In her remarks, Cantwell pointed to new funding from the American Rescue Plan, based on legislation introduced by Senator Bob Casey (D-PA) that she cosponsored, to support nursing home facilities nationwide: “That is why the American Rescue Plan included $750 million to support nursing homes and skilled nursing facilities, including $500 million for strike teams and $200 million for infection control,” Cantwell continued. “This is something of my colleague, Senator Casey, and his leadership, as part of the COVID-19 Nursing Home Protection Act, which I also co-sponsored with him, was very important legislation.”

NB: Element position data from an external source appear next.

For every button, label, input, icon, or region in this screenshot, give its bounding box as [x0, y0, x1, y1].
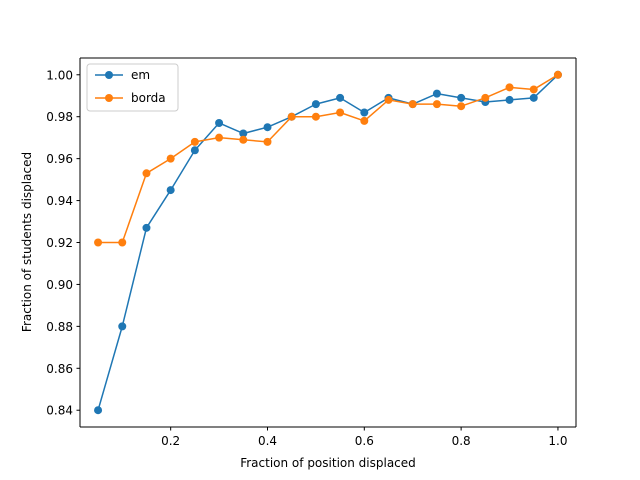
data-point-borda: [432, 100, 441, 109]
data-point-borda: [457, 102, 466, 111]
data-point-em: [263, 123, 272, 132]
y-axis-ticks: 0.84 0.86 0.88 0.90 0.92 0.94 0.96 0.98 1.00: [46, 68, 80, 418]
x-tick-label: 1.0: [548, 434, 567, 448]
y-tick-label: 0.88: [46, 320, 73, 334]
y-tick-label: 0.84: [46, 404, 73, 418]
series-line-em: [97, 74, 559, 411]
y-tick-label: 0.90: [46, 278, 73, 292]
data-point-em: [336, 93, 345, 102]
data-point-em: [457, 93, 466, 102]
data-point-borda: [529, 85, 538, 94]
series-layer: [94, 70, 562, 415]
x-tick-label: 0.6: [355, 434, 374, 448]
data-point-em: [142, 223, 151, 232]
data-point-em: [432, 89, 441, 98]
legend-label-em: em: [131, 68, 150, 82]
legend-marker-borda: [105, 94, 113, 102]
x-tick-label: 0.2: [161, 434, 180, 448]
y-tick-label: 1.00: [46, 68, 73, 82]
data-point-em: [166, 186, 175, 195]
data-point-borda: [505, 83, 514, 92]
series-line-borda: [98, 74, 559, 244]
data-point-borda: [263, 137, 272, 146]
plot-area: [80, 58, 576, 427]
data-point-em: [505, 95, 514, 104]
y-axis-label: Fraction of students displaced: [20, 152, 34, 332]
data-point-em: [311, 100, 320, 109]
data-point-borda: [190, 137, 199, 146]
x-tick-label: 0.8: [452, 434, 471, 448]
data-point-borda: [118, 238, 127, 247]
data-point-em: [118, 322, 127, 331]
legend-label-borda: borda: [131, 91, 166, 105]
data-point-borda: [94, 238, 103, 247]
x-tick-label: 0.4: [258, 434, 277, 448]
data-point-em: [190, 146, 199, 155]
data-point-em: [239, 129, 248, 138]
data-point-borda: [142, 169, 151, 178]
y-tick-label: 0.86: [46, 362, 73, 376]
data-point-em: [94, 406, 103, 415]
x-axis-ticks: 0.2 0.4 0.6 0.8 1.0: [161, 427, 567, 448]
x-axis-label: Fraction of position displaced: [240, 456, 416, 470]
data-point-borda: [166, 154, 175, 163]
data-point-em: [529, 93, 538, 102]
series-borda: [94, 70, 562, 247]
data-point-em: [215, 118, 224, 127]
legend-marker-em: [105, 71, 113, 79]
data-point-borda: [481, 93, 490, 102]
data-point-borda: [384, 95, 393, 104]
data-point-borda: [553, 70, 562, 79]
data-point-borda: [336, 108, 345, 117]
series-em: [94, 70, 562, 415]
data-point-borda: [360, 116, 369, 125]
data-point-borda: [311, 112, 320, 121]
data-point-borda: [239, 135, 248, 144]
legend: em borda: [86, 63, 179, 112]
data-point-borda: [215, 133, 224, 142]
y-tick-label: 0.94: [46, 194, 73, 208]
y-tick-label: 0.96: [46, 152, 73, 166]
y-tick-label: 0.98: [46, 110, 73, 124]
y-tick-label: 0.92: [46, 236, 73, 250]
data-point-em: [360, 108, 369, 117]
data-point-borda: [408, 100, 417, 109]
data-point-borda: [287, 112, 296, 121]
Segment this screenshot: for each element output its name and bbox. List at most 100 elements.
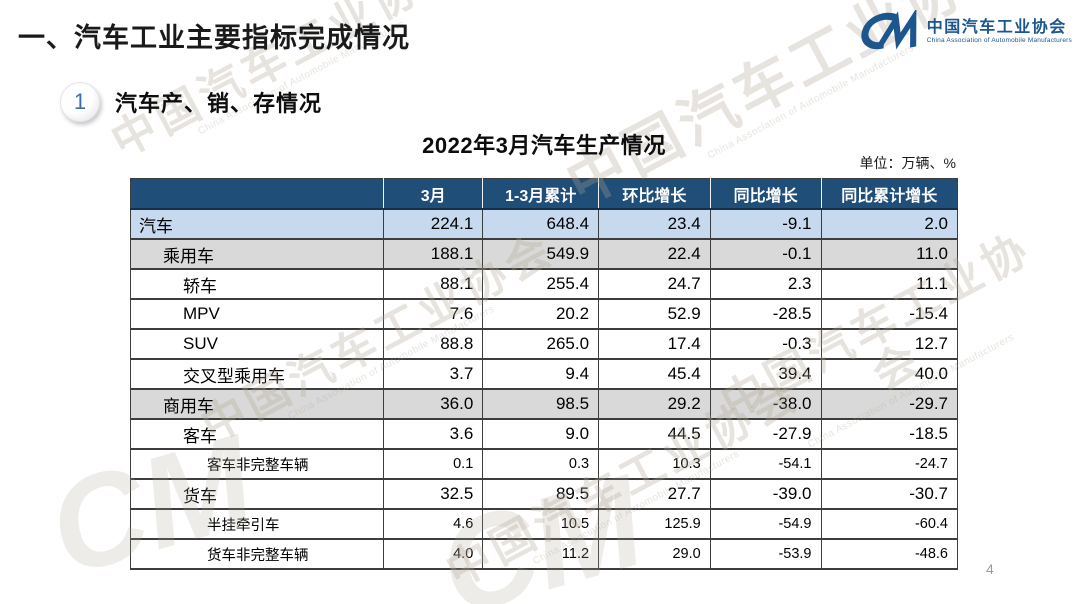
row-label: 交叉型乘用车 xyxy=(129,358,385,390)
table-row: 客车 3.6 9.0 44.5 -27.9 -18.5 xyxy=(129,418,958,450)
cell-value: 40.0 xyxy=(820,358,958,390)
table-row: 乘用车 188.1 549.9 22.4 -0.1 11.0 xyxy=(129,238,958,270)
page-number: 4 xyxy=(986,561,994,577)
cell-value: 7.6 xyxy=(383,298,484,330)
section-number-badge: 1 xyxy=(60,82,100,122)
cell-value: 4.6 xyxy=(383,508,484,540)
logo-name-en: China Association of Automobile Manufact… xyxy=(926,37,1072,45)
col-header: 同比增长 xyxy=(709,178,821,210)
cell-value: 125.9 xyxy=(598,508,711,540)
cell-value: 265.0 xyxy=(482,328,600,360)
row-label: 客车 xyxy=(129,418,385,450)
table-row: 货车非完整车辆 4.0 11.2 29.0 -53.9 -48.6 xyxy=(129,538,958,570)
cell-value: 12.7 xyxy=(820,328,958,360)
cell-value: 3.7 xyxy=(383,358,484,390)
table-row: 汽车 224.1 648.4 23.4 -9.1 2.0 xyxy=(129,208,958,240)
cell-value: 2.3 xyxy=(709,268,822,300)
row-label: 商用车 xyxy=(129,388,385,420)
cell-value: -53.9 xyxy=(709,538,822,570)
col-header: 同比累计增长 xyxy=(820,178,958,210)
cell-value: 17.4 xyxy=(598,328,711,360)
cell-value: 29.2 xyxy=(598,388,711,420)
row-label: MPV xyxy=(129,298,385,330)
cell-value: -60.4 xyxy=(820,508,958,540)
cell-value: 0.3 xyxy=(482,448,600,480)
cell-value: -54.9 xyxy=(709,508,822,540)
cell-value: 89.5 xyxy=(482,478,600,510)
cell-value: 11.0 xyxy=(820,238,958,270)
cell-value: -18.5 xyxy=(820,418,958,450)
cell-value: 98.5 xyxy=(482,388,600,420)
table-row: 交叉型乘用车 3.7 9.4 45.4 39.4 40.0 xyxy=(129,358,958,390)
cell-value: -29.7 xyxy=(820,388,958,420)
cell-value: 4.0 xyxy=(383,538,484,570)
cell-value: 88.8 xyxy=(383,328,484,360)
cell-value: 9.0 xyxy=(482,418,600,450)
cell-value: -30.7 xyxy=(820,478,958,510)
cell-value: 45.4 xyxy=(598,358,711,390)
cell-value: -0.1 xyxy=(709,238,822,270)
cell-value: -27.9 xyxy=(709,418,822,450)
logo-name-cn: 中国汽车工业协会 xyxy=(926,19,1067,37)
section-title: 汽车产、销、存情况 xyxy=(115,91,323,116)
header-row: 3月 1-3月累计 环比增长 同比增长 同比累计增长 xyxy=(130,178,958,210)
cell-value: 39.4 xyxy=(709,358,822,390)
cell-value: 10.5 xyxy=(482,508,600,540)
unit-note: 单位：万辆、% xyxy=(859,155,956,171)
table-row: MPV 7.6 20.2 52.9 -28.5 -15.4 xyxy=(129,298,958,330)
col-header: 3月 xyxy=(383,178,483,210)
row-label: 轿车 xyxy=(129,268,385,300)
cell-value: 11.2 xyxy=(482,538,600,570)
page-title: 一、汽车工业主要指标完成情况 xyxy=(18,23,410,53)
table-row: 商用车 36.0 98.5 29.2 -38.0 -29.7 xyxy=(129,388,958,420)
cell-value: 3.6 xyxy=(383,418,484,450)
cell-value: -9.1 xyxy=(709,208,822,240)
table-row: 客车非完整车辆 0.1 0.3 10.3 -54.1 -24.7 xyxy=(129,448,958,480)
cell-value: 11.1 xyxy=(820,268,958,300)
cell-value: 44.5 xyxy=(598,418,711,450)
caam-logo-icon xyxy=(856,8,920,54)
table-row: SUV 88.8 265.0 17.4 -0.3 12.7 xyxy=(129,328,958,360)
cell-value: 88.1 xyxy=(383,268,484,300)
row-label: 客车非完整车辆 xyxy=(129,448,385,480)
cell-value: 36.0 xyxy=(383,388,484,420)
cell-value: 10.3 xyxy=(598,448,711,480)
row-label: 货车 xyxy=(129,478,385,510)
col-header: 环比增长 xyxy=(598,178,711,210)
caam-logo: 中国汽车工业协会 China Association of Automobile… xyxy=(856,8,1072,54)
cell-value: 2.0 xyxy=(820,208,958,240)
row-label: 乘用车 xyxy=(129,238,385,270)
cell-value: 27.7 xyxy=(598,478,711,510)
row-label: 半挂牵引车 xyxy=(129,508,385,540)
cell-value: 20.2 xyxy=(482,298,600,330)
col-header: 1-3月累计 xyxy=(482,178,599,210)
cell-value: 9.4 xyxy=(482,358,600,390)
cell-value: 23.4 xyxy=(598,208,711,240)
table-header: 3月 1-3月累计 环比增长 同比增长 同比累计增长 xyxy=(130,178,958,210)
cell-value: -28.5 xyxy=(709,298,822,330)
caam-logo-text: 中国汽车工业协会 China Association of Automobile… xyxy=(927,19,1072,45)
cell-value: -48.6 xyxy=(820,538,958,570)
col-header-category xyxy=(130,178,384,210)
cell-value: 188.1 xyxy=(383,238,484,270)
table-body: 汽车 224.1 648.4 23.4 -9.1 2.0 乘用车 188.1 549.9 22.4… xyxy=(129,208,958,570)
table-row: 半挂牵引车 4.6 10.5 125.9 -54.9 -60.4 xyxy=(129,508,958,540)
cell-value: -54.1 xyxy=(709,448,822,480)
cell-value: -24.7 xyxy=(820,448,958,480)
cell-value: -38.0 xyxy=(709,388,822,420)
cell-value: -39.0 xyxy=(709,478,822,510)
row-label: 货车非完整车辆 xyxy=(129,538,385,570)
cell-value: 24.7 xyxy=(598,268,711,300)
row-label: SUV xyxy=(129,328,385,360)
section-heading: 1 汽车产、销、存情况 xyxy=(60,82,322,122)
row-label: 汽车 xyxy=(129,208,385,240)
cell-value: 22.4 xyxy=(598,238,711,270)
cell-value: 29.0 xyxy=(598,538,711,570)
cell-value: 224.1 xyxy=(383,208,484,240)
cell-value: 549.9 xyxy=(482,238,600,270)
table-row: 货车 32.5 89.5 27.7 -39.0 -30.7 xyxy=(129,478,958,510)
cell-value: 52.9 xyxy=(598,298,711,330)
cell-value: 0.1 xyxy=(383,448,484,480)
cell-value: 32.5 xyxy=(383,478,484,510)
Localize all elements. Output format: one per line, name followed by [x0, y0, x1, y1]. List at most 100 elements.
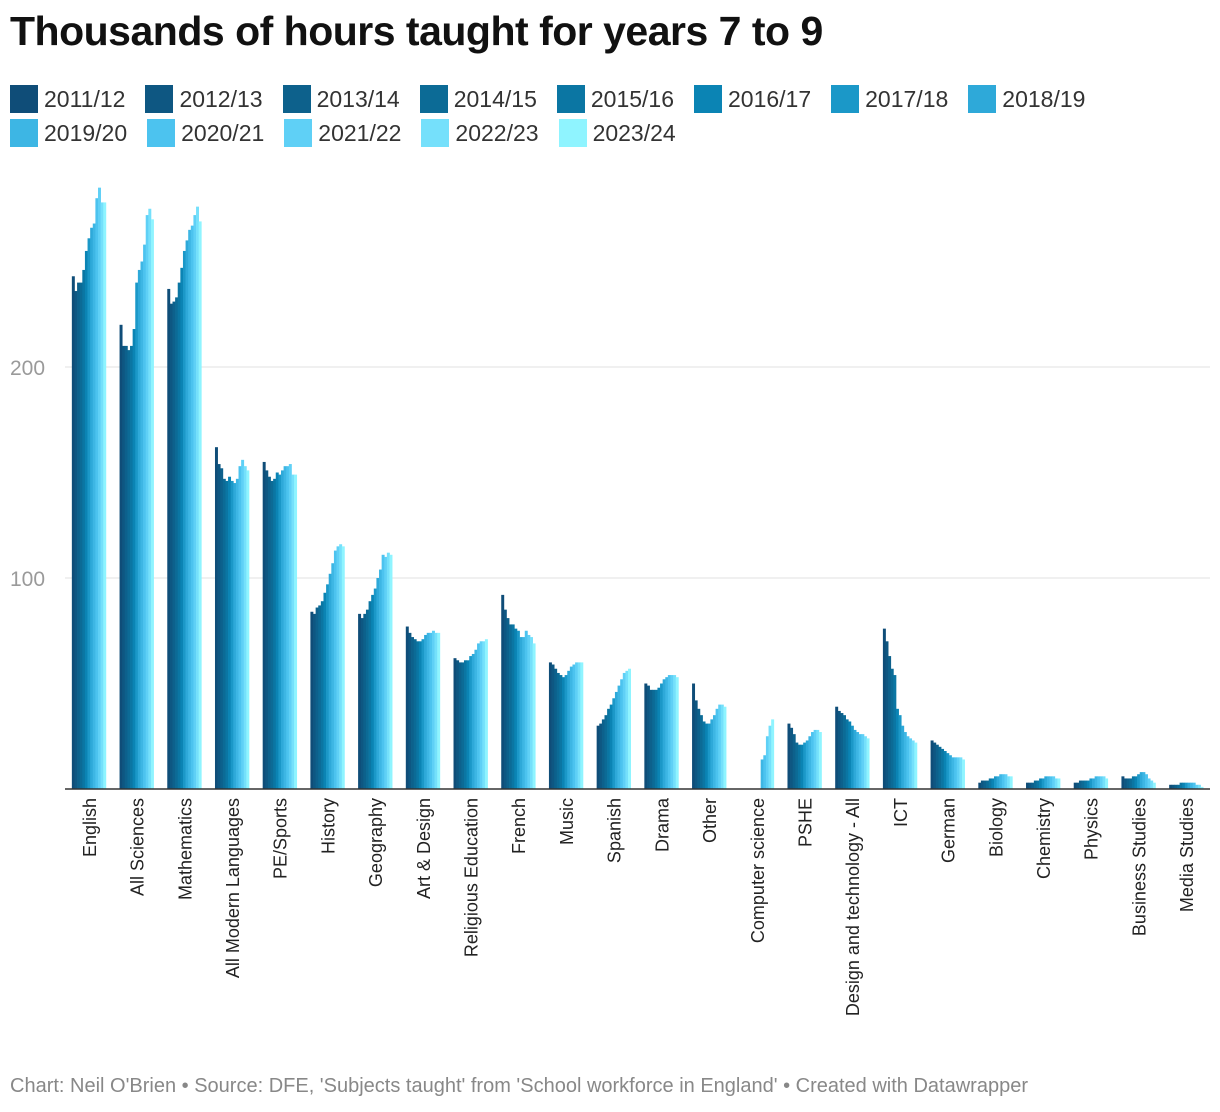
bar [649, 689, 653, 789]
bar [1036, 780, 1040, 789]
legend-item: 2015/16 [556, 82, 674, 116]
bar [74, 291, 78, 789]
legend-item: 2014/15 [419, 82, 537, 116]
bar [662, 679, 666, 789]
bar [373, 588, 377, 789]
legend-swatch [10, 85, 38, 113]
legend-label: 2011/12 [44, 86, 126, 112]
bar [657, 687, 661, 789]
legend-item: 2023/24 [558, 116, 676, 150]
chart-footer: Chart: Neil O'Brien • Source: DFE, 'Subj… [10, 1075, 1028, 1097]
bar [760, 759, 764, 789]
bar [943, 751, 947, 789]
bar [331, 563, 335, 789]
bar [898, 715, 902, 789]
bar [1152, 782, 1156, 789]
bar [90, 227, 94, 790]
x-tick-label: History [318, 798, 338, 854]
bar [1081, 780, 1085, 789]
bar [341, 546, 345, 789]
bar [522, 637, 526, 789]
x-tick-label: Religious Education [462, 798, 482, 957]
bar [273, 478, 277, 789]
legend-item: 2013/14 [282, 82, 400, 116]
bar [530, 637, 533, 789]
bar [654, 689, 658, 789]
legend-label: 2017/18 [865, 86, 949, 112]
bar [988, 778, 992, 789]
bar [768, 725, 772, 789]
bar [980, 780, 984, 789]
x-tick-label: Drama [652, 797, 672, 852]
bar [1176, 784, 1180, 789]
bar [1084, 780, 1088, 789]
bar [996, 776, 1000, 789]
bar [946, 753, 950, 789]
bar [1031, 782, 1035, 789]
bar [1195, 784, 1199, 789]
bar [670, 675, 674, 789]
bar [930, 740, 934, 789]
bar [471, 653, 475, 789]
bar [954, 757, 958, 789]
x-tick-label: English [80, 798, 100, 857]
bar [180, 267, 184, 790]
bar [167, 288, 171, 789]
bar [818, 732, 822, 789]
bar [1004, 774, 1008, 789]
bar [1147, 778, 1151, 789]
bar [132, 329, 136, 789]
bar [601, 719, 605, 789]
bar [193, 215, 197, 789]
bar [463, 660, 467, 789]
bar [837, 710, 841, 789]
bar [667, 675, 671, 789]
bar [694, 700, 698, 789]
bar [283, 466, 287, 789]
bar [1078, 780, 1082, 789]
bar [554, 668, 558, 789]
bar [228, 476, 232, 789]
bar [484, 639, 488, 789]
x-tick-label: Computer science [748, 798, 768, 943]
bar [1184, 782, 1188, 789]
bar [1124, 778, 1128, 789]
bar [122, 345, 126, 789]
legend-swatch [558, 119, 587, 147]
bar [562, 677, 565, 789]
bar [556, 672, 560, 789]
bar [148, 208, 152, 789]
bar [456, 660, 460, 789]
legend-swatch [694, 85, 722, 113]
bar [675, 677, 679, 789]
bar [938, 746, 942, 789]
bar [906, 736, 910, 789]
bar [1046, 776, 1050, 789]
bar [408, 632, 412, 789]
bar [429, 632, 433, 789]
x-tick-label: All Sciences [128, 798, 148, 896]
bar [617, 685, 621, 789]
bar [177, 282, 181, 789]
bar [437, 632, 441, 789]
legend-swatch [145, 85, 174, 113]
bar [863, 736, 867, 789]
bar [646, 685, 650, 789]
bar [368, 601, 372, 789]
bar [843, 715, 846, 789]
bar [413, 639, 417, 789]
bar [1026, 782, 1029, 789]
bar [482, 641, 486, 789]
bar [405, 626, 409, 789]
bar [98, 187, 101, 789]
legend-item: 2016/17 [694, 82, 811, 116]
bar [358, 613, 362, 789]
bar [1134, 776, 1138, 789]
bar [424, 634, 428, 789]
bar [328, 573, 332, 789]
legend-label: 2015/16 [590, 86, 674, 112]
bar [909, 738, 913, 789]
y-tick-label: 200 [10, 357, 45, 380]
bar [723, 706, 727, 789]
x-tick-label: Physics [1082, 798, 1102, 860]
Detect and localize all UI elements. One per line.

Cantwell also highlighted the importance of coordination between the facilities and government officials at every level to ensure the safety of residents.
“What else can you do in coordination?” Cantwell asked the witnesses. “What else should we be doing to consider the coordination with the strike teams… to help [during] these crises?”
The State of Washington currently has a number of strike teams deployed in nursing homes across the state, including two in King County and one each in Clark, Snohomish, Pierce, and Spokane counties. They have helped support increased workloads on nursing home facility staff and have been critical to stabilizing nursing facilities struggling to keep their workforce when an outbreak occurred.
Cantwell also asked University of Chicago Professor R. Tamara Konetzka about the protocols in place for coordination:
“Do you think we have the protocols in place now?” Cantwell asked.
Konetzka responded: “I think it's unclear. I think there are still some things that need to be worked on in terms of overall coordination.”
“I think we really need to think about this in the sense of protocols that need to be established because this is such a painful experience for everyone, and I think knowing how we would improve upon it, and not just the strike teams, but the larger coordinated effort in marrying everything together, that would be great,” Cantwell concluded.